Salit offers new insights into the independent reform movement that gave birth to Ross Perot’s 1992 and 1996 presidential campaigns. She also details the backroom debates and odd political bedfellows that its successor, the Reform Party, later backed for president with a high degree of ideological whiplash: Pat Buchanan and Ralph Nader. Accordingly, Salit strenuously objects to the term “centrist” and decides instead to focus on the political diversity that exists beneath the modern independent movement (and, of course, any political demographic that includes 40 percent of the American people would be largely representative of the overall American electorate and therefore decidedly diverse, especially when activists are taken into account.)
Salit’s admittedly New York–centric perspective is not representative of the entire independent movement, but she has unique practice stitching together broad coalitions united in the effort to enact election reforms, aiming to upend the political duopoly. Personally loyal to her partners, Dr. Fred Newman and Dr. Lenora Fulani, she places these nationally obscure personalities at the center of her independent movement narrative overall, only delicately discussing their frequently toxic politics, which include sometime embrace of Marxism, anti-Israeli rhetoric, and post-9/11 apologies for American foreign policy. These positions are not remotely representative of the vast majority of independent voters, who polls show have political views more in line with Americans overall than members of the increasingly polarized Republican or Democratic parties.
But there is no dismissing the pivotal role that Salit’s Independence Party line provided in electing Mike Bloomberg the mayor of New York in 2001. The 55,000 votes he received on the Independence line accounted for his razor-thin margin 35,000-vote victory over Democratic Party standard-bearer Mark Green. This concrete fusion victory provides ballast for the political theory discussed in much of the book, and it remains an important example of how third parties can help create new coalitions that upend status-quo assumptions.
The most broadly valuable chapter of Independents Rising is titled, ironically, “The Parties Versus the People.” It details independent politics and election-reform efforts in a number of states, including California, Kentucky, and Idaho, chronicling the court cases and ballot initiatives that are the frontlines of the fight to open up the political process to perspectives outside the two parties. Many of the court cases feature the work of election lawyer Harry Kresky, who has distinguished himself as a leading legal advocate for local election reform. In the process, readers get to meet outsize independent political personalities, like Kentucky’s Michael Lewis, and gain insight into the court wrangling that accompanied the passage of California’s new nonpartisan top-two primary system and its new independent redistricting system, both of which were strenuously opposed by the two parties who sought to keep the status quo in place by almost any means necessary. In the process, readers also gain new insight into better-known national political reformers, from Mayor Bloomberg to former California governor Arnold Schwarzenegger, who have backed these efforts. The reader leaves with a better sense of the firmament and frontline fights occurring in the current independent movement.

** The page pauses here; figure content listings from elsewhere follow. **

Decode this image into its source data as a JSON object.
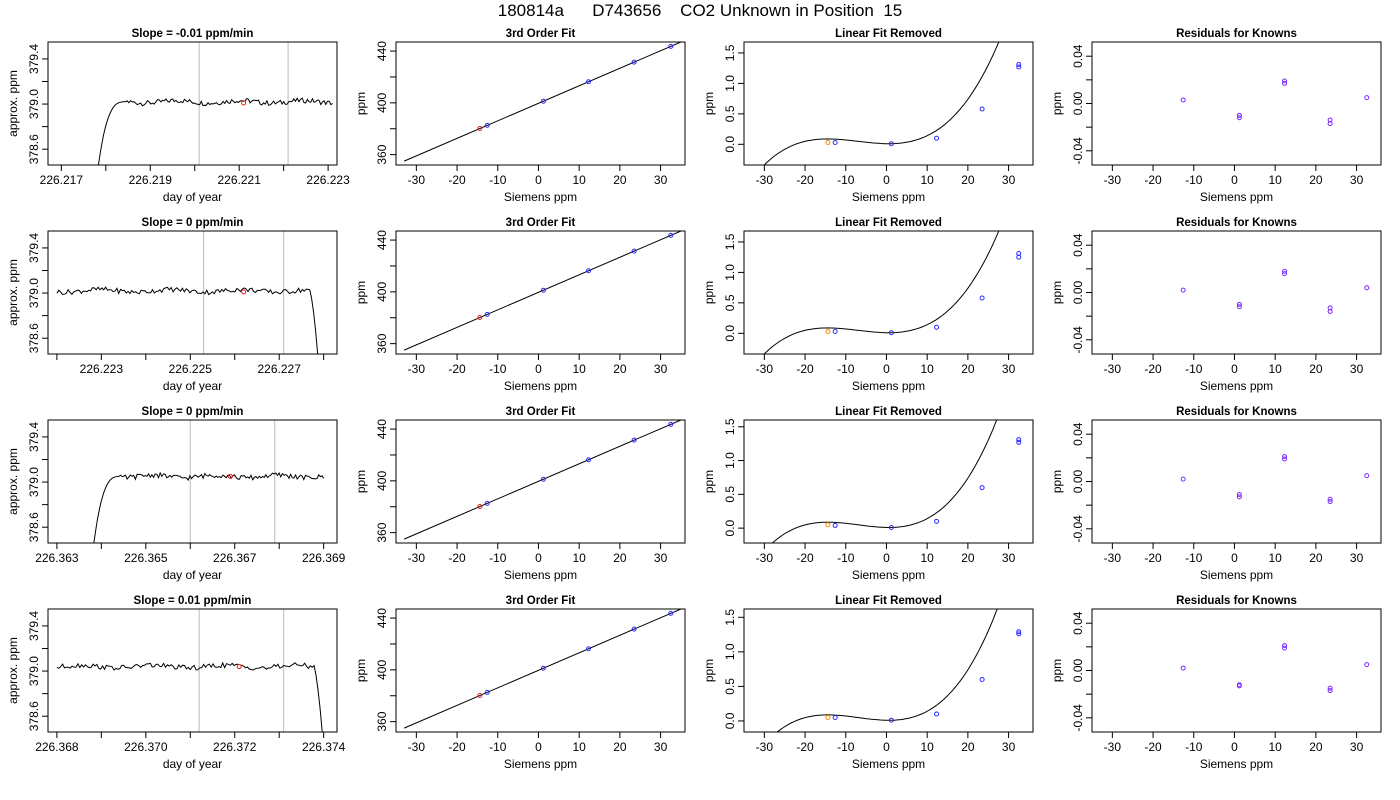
{
  "title": "180814a      D743656    CO2 Unknown in Position  15",
  "chart_data": [
    {
      "type": "line",
      "title": "Slope =  -0.01  ppm/min",
      "xlabel": "day of year",
      "ylabel": "approx. ppm",
      "xlim": [
        226.2167,
        226.2232
      ],
      "ylim": [
        378.46,
        379.55
      ],
      "xticks": [
        226.217,
        226.218,
        226.219,
        226.22,
        226.221,
        226.222,
        226.223
      ],
      "xticklabels": [
        "226.217",
        "",
        "226.219",
        "",
        "226.221",
        "",
        "226.223"
      ],
      "yticks": [
        378.6,
        378.8,
        379.0,
        379.2,
        379.4
      ],
      "yticklabels": [
        "378.6",
        "",
        "379.0",
        "",
        "379.4"
      ],
      "vlines": [
        226.2201,
        226.2221
      ],
      "marker": {
        "x": 226.2211,
        "y": 379.01
      },
      "series": [
        {
          "start": 226.2178,
          "end": 226.2231,
          "plateau": 379.02,
          "rise": "start",
          "drop": null
        }
      ]
    },
    {
      "type": "scatter",
      "title": "3rd Order Fit",
      "xlabel": "Siemens ppm",
      "ylabel": "ppm",
      "xlim": [
        -35,
        36
      ],
      "ylim": [
        352,
        447
      ],
      "xticks": [
        -30,
        -20,
        -10,
        0,
        10,
        20,
        30
      ],
      "yticks": [
        360,
        380,
        400,
        420,
        440
      ],
      "yticklabels": [
        "360",
        "",
        "400",
        "",
        "440"
      ],
      "fit": {
        "x0": -33,
        "y0": 355,
        "x1": 35,
        "y1": 447
      },
      "known_x": [
        -12.6,
        1.2,
        12.3,
        23.5,
        32.5
      ],
      "unknown_x": -14.4
    },
    {
      "type": "scatter",
      "title": "Linear Fit Removed",
      "xlabel": "Siemens ppm",
      "ylabel": "ppm",
      "xlim": [
        -35,
        36
      ],
      "ylim": [
        -0.34,
        1.68
      ],
      "xticks": [
        -30,
        -20,
        -10,
        0,
        10,
        20,
        30
      ],
      "yticks": [
        0,
        0.5,
        1.0,
        1.5
      ],
      "yticklabels": [
        "0.0",
        "0.5",
        "1.0",
        "1.5"
      ],
      "known": [
        [
          -12.6,
          0.03
        ],
        [
          1.2,
          0.01
        ],
        [
          12.3,
          0.1
        ],
        [
          23.5,
          0.58
        ],
        [
          32.5,
          1.27
        ],
        [
          32.5,
          1.31
        ]
      ],
      "unknown": [
        -14.4,
        0.03
      ],
      "curve": {
        "x_from": -33,
        "x_to": 34.5
      }
    },
    {
      "type": "scatter",
      "title": "Residuals for Knowns",
      "xlabel": "Siemens ppm",
      "ylabel": "ppm",
      "xlim": [
        -35,
        36
      ],
      "ylim": [
        -0.052,
        0.052
      ],
      "xticks": [
        -30,
        -20,
        -10,
        0,
        10,
        20,
        30
      ],
      "yticks": [
        -0.04,
        -0.02,
        0,
        0.02,
        0.04
      ],
      "yticklabels": [
        "-0.04",
        "",
        "0.00",
        "",
        "0.04"
      ],
      "points": [
        [
          -12.6,
          0.003
        ],
        [
          1.2,
          -0.01
        ],
        [
          1.2,
          -0.012
        ],
        [
          12.3,
          0.017
        ],
        [
          12.3,
          0.019
        ],
        [
          23.5,
          -0.014
        ],
        [
          23.5,
          -0.017
        ],
        [
          32.5,
          0.005
        ]
      ]
    },
    {
      "type": "line",
      "title": "Slope =  0  ppm/min",
      "xlabel": "day of year",
      "ylabel": "approx. ppm",
      "xlim": [
        226.2218,
        226.2283
      ],
      "ylim": [
        378.46,
        379.55
      ],
      "xticks": [
        226.222,
        226.223,
        226.224,
        226.225,
        226.226,
        226.227,
        226.228
      ],
      "xticklabels": [
        "",
        "226.223",
        "",
        "226.225",
        "",
        "226.227",
        ""
      ],
      "yticks": [
        378.6,
        378.8,
        379.0,
        379.2,
        379.4
      ],
      "yticklabels": [
        "378.6",
        "",
        "379.0",
        "",
        "379.4"
      ],
      "vlines": [
        226.2253,
        226.2271
      ],
      "marker": {
        "x": 226.2262,
        "y": 379.01
      },
      "series": [
        {
          "start": 226.222,
          "end": 226.2279,
          "plateau": 379.02,
          "rise": null,
          "drop": "end"
        }
      ]
    },
    {
      "type": "scatter",
      "title": "3rd Order Fit",
      "xlabel": "Siemens ppm",
      "ylabel": "ppm",
      "xlim": [
        -35,
        36
      ],
      "ylim": [
        352,
        447
      ],
      "xticks": [
        -30,
        -20,
        -10,
        0,
        10,
        20,
        30
      ],
      "yticks": [
        360,
        380,
        400,
        420,
        440
      ],
      "yticklabels": [
        "360",
        "",
        "400",
        "",
        "440"
      ],
      "fit": {
        "x0": -33,
        "y0": 355,
        "x1": 35,
        "y1": 447
      },
      "known_x": [
        -12.6,
        1.2,
        12.3,
        23.5,
        32.5
      ],
      "unknown_x": -14.4
    },
    {
      "type": "scatter",
      "title": "Linear Fit Removed",
      "xlabel": "Siemens ppm",
      "ylabel": "ppm",
      "xlim": [
        -35,
        36
      ],
      "ylim": [
        -0.34,
        1.68
      ],
      "xticks": [
        -30,
        -20,
        -10,
        0,
        10,
        20,
        30
      ],
      "yticks": [
        0,
        0.5,
        1.0,
        1.5
      ],
      "yticklabels": [
        "0.0",
        "0.5",
        "1.0",
        "1.5"
      ],
      "known": [
        [
          -12.6,
          0.03
        ],
        [
          1.2,
          0.01
        ],
        [
          12.3,
          0.1
        ],
        [
          23.5,
          0.58
        ],
        [
          32.5,
          1.25
        ],
        [
          32.5,
          1.31
        ]
      ],
      "unknown": [
        -14.4,
        0.03
      ],
      "curve": {
        "x_from": -33,
        "x_to": 34.5
      }
    },
    {
      "type": "scatter",
      "title": "Residuals for Knowns",
      "xlabel": "Siemens ppm",
      "ylabel": "ppm",
      "xlim": [
        -35,
        36
      ],
      "ylim": [
        -0.052,
        0.052
      ],
      "xticks": [
        -30,
        -20,
        -10,
        0,
        10,
        20,
        30
      ],
      "yticks": [
        -0.04,
        -0.02,
        0,
        0.02,
        0.04
      ],
      "yticklabels": [
        "-0.04",
        "",
        "0.00",
        "",
        "0.04"
      ],
      "points": [
        [
          -12.6,
          0.002
        ],
        [
          1.2,
          -0.01
        ],
        [
          1.2,
          -0.012
        ],
        [
          12.3,
          0.016
        ],
        [
          12.3,
          0.018
        ],
        [
          23.5,
          -0.013
        ],
        [
          23.5,
          -0.016
        ],
        [
          32.5,
          0.004
        ]
      ]
    },
    {
      "type": "line",
      "title": "Slope =  0  ppm/min",
      "xlabel": "day of year",
      "ylabel": "approx. ppm",
      "xlim": [
        226.3628,
        226.3693
      ],
      "ylim": [
        378.46,
        379.55
      ],
      "xticks": [
        226.363,
        226.364,
        226.365,
        226.366,
        226.367,
        226.368,
        226.369
      ],
      "xticklabels": [
        "226.363",
        "",
        "226.365",
        "",
        "226.367",
        "",
        "226.369"
      ],
      "yticks": [
        378.6,
        378.8,
        379.0,
        379.2,
        379.4
      ],
      "yticklabels": [
        "378.6",
        "",
        "379.0",
        "",
        "379.4"
      ],
      "vlines": [
        226.366,
        226.3679
      ],
      "marker": {
        "x": 226.3669,
        "y": 379.05
      },
      "series": [
        {
          "start": 226.3638,
          "end": 226.369,
          "plateau": 379.05,
          "rise": "start",
          "drop": null
        }
      ]
    },
    {
      "type": "scatter",
      "title": "3rd Order Fit",
      "xlabel": "Siemens ppm",
      "ylabel": "ppm",
      "xlim": [
        -35,
        36
      ],
      "ylim": [
        352,
        447
      ],
      "xticks": [
        -30,
        -20,
        -10,
        0,
        10,
        20,
        30
      ],
      "yticks": [
        360,
        380,
        400,
        420,
        440
      ],
      "yticklabels": [
        "360",
        "",
        "400",
        "",
        "440"
      ],
      "fit": {
        "x0": -33,
        "y0": 355,
        "x1": 35,
        "y1": 447
      },
      "known_x": [
        -12.6,
        1.2,
        12.3,
        23.5,
        32.5
      ],
      "unknown_x": -14.4
    },
    {
      "type": "scatter",
      "title": "Linear Fit Removed",
      "xlabel": "Siemens ppm",
      "ylabel": "ppm",
      "xlim": [
        -35,
        36
      ],
      "ylim": [
        -0.22,
        1.6
      ],
      "xticks": [
        -30,
        -20,
        -10,
        0,
        10,
        20,
        30
      ],
      "yticks": [
        0,
        0.5,
        1.0,
        1.5
      ],
      "yticklabels": [
        "0.0",
        "0.5",
        "1.0",
        "1.5"
      ],
      "known": [
        [
          -12.6,
          0.04
        ],
        [
          1.2,
          0.01
        ],
        [
          12.3,
          0.1
        ],
        [
          23.5,
          0.6
        ],
        [
          32.5,
          1.27
        ],
        [
          32.5,
          1.31
        ]
      ],
      "unknown": [
        -14.4,
        0.05
      ],
      "curve": {
        "x_from": -33,
        "x_to": 34.5
      }
    },
    {
      "type": "scatter",
      "title": "Residuals for Knowns",
      "xlabel": "Siemens ppm",
      "ylabel": "ppm",
      "xlim": [
        -35,
        36
      ],
      "ylim": [
        -0.052,
        0.052
      ],
      "xticks": [
        -30,
        -20,
        -10,
        0,
        10,
        20,
        30
      ],
      "yticks": [
        -0.04,
        -0.02,
        0,
        0.02,
        0.04
      ],
      "yticklabels": [
        "-0.04",
        "",
        "0.00",
        "",
        "0.04"
      ],
      "points": [
        [
          -12.6,
          0.002
        ],
        [
          1.2,
          -0.011
        ],
        [
          1.2,
          -0.013
        ],
        [
          12.3,
          0.019
        ],
        [
          12.3,
          0.021
        ],
        [
          23.5,
          -0.015
        ],
        [
          23.5,
          -0.017
        ],
        [
          32.5,
          0.005
        ]
      ]
    },
    {
      "type": "line",
      "title": "Slope =  0.01  ppm/min",
      "xlabel": "day of year",
      "ylabel": "approx. ppm",
      "xlim": [
        226.3678,
        226.3743
      ],
      "ylim": [
        378.46,
        379.55
      ],
      "xticks": [
        226.368,
        226.369,
        226.37,
        226.371,
        226.372,
        226.373,
        226.374
      ],
      "xticklabels": [
        "226.368",
        "",
        "226.370",
        "",
        "226.372",
        "",
        "226.374"
      ],
      "yticks": [
        378.6,
        378.8,
        379.0,
        379.2,
        379.4
      ],
      "yticklabels": [
        "378.6",
        "",
        "379.0",
        "",
        "379.4"
      ],
      "vlines": [
        226.3712,
        226.3731
      ],
      "marker": {
        "x": 226.3721,
        "y": 379.04
      },
      "series": [
        {
          "start": 226.368,
          "end": 226.374,
          "plateau": 379.04,
          "rise": null,
          "drop": "end"
        }
      ]
    },
    {
      "type": "scatter",
      "title": "3rd Order Fit",
      "xlabel": "Siemens ppm",
      "ylabel": "ppm",
      "xlim": [
        -35,
        36
      ],
      "ylim": [
        352,
        447
      ],
      "xticks": [
        -30,
        -20,
        -10,
        0,
        10,
        20,
        30
      ],
      "yticks": [
        360,
        380,
        400,
        420,
        440
      ],
      "yticklabels": [
        "360",
        "",
        "400",
        "",
        "440"
      ],
      "fit": {
        "x0": -33,
        "y0": 355,
        "x1": 35,
        "y1": 447
      },
      "known_x": [
        -12.6,
        1.2,
        12.3,
        23.5,
        32.5
      ],
      "unknown_x": -14.4
    },
    {
      "type": "scatter",
      "title": "Linear Fit Removed",
      "xlabel": "Siemens ppm",
      "ylabel": "ppm",
      "xlim": [
        -35,
        36
      ],
      "ylim": [
        -0.16,
        1.62
      ],
      "xticks": [
        -30,
        -20,
        -10,
        0,
        10,
        20,
        30
      ],
      "yticks": [
        0,
        0.5,
        1.0,
        1.5
      ],
      "yticklabels": [
        "0.0",
        "0.5",
        "1.0",
        "1.5"
      ],
      "known": [
        [
          -12.6,
          0.05
        ],
        [
          1.2,
          0.01
        ],
        [
          12.3,
          0.1
        ],
        [
          23.5,
          0.6
        ],
        [
          32.5,
          1.26
        ],
        [
          32.5,
          1.29
        ]
      ],
      "unknown": [
        -14.4,
        0.05
      ],
      "curve": {
        "x_from": -33,
        "x_to": 34.5
      }
    },
    {
      "type": "scatter",
      "title": "Residuals for Knowns",
      "xlabel": "Siemens ppm",
      "ylabel": "ppm",
      "xlim": [
        -35,
        36
      ],
      "ylim": [
        -0.052,
        0.052
      ],
      "xticks": [
        -30,
        -20,
        -10,
        0,
        10,
        20,
        30
      ],
      "yticks": [
        -0.04,
        -0.02,
        0,
        0.02,
        0.04
      ],
      "yticklabels": [
        "-0.04",
        "",
        "0.00",
        "",
        "0.04"
      ],
      "points": [
        [
          -12.6,
          0.002
        ],
        [
          1.2,
          -0.012
        ],
        [
          1.2,
          -0.013
        ],
        [
          12.3,
          0.019
        ],
        [
          12.3,
          0.021
        ],
        [
          23.5,
          -0.015
        ],
        [
          23.5,
          -0.017
        ],
        [
          32.5,
          0.005
        ]
      ]
    }
  ]
}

The Parties Versus the People and Independents Rising stand alongside the best political policy books of this presidential season, like Norm Ornstein and Thomas Mann’s essential It’s Even Worse Than It Looks, Linda Killian’s incisive The Swing Vote: The Untapped Power of Independents, and Jonathan Haidt’s sweeping The Righteous Mind: Why Good People Are Divided by Politics and Religion.
The growing ranks of nonpartisan-political-reform literature will only become more valuable when this election is over and we begin focusing on an even more urgent mission: how to heal hyperpartisanship and begin governing again in the national interest.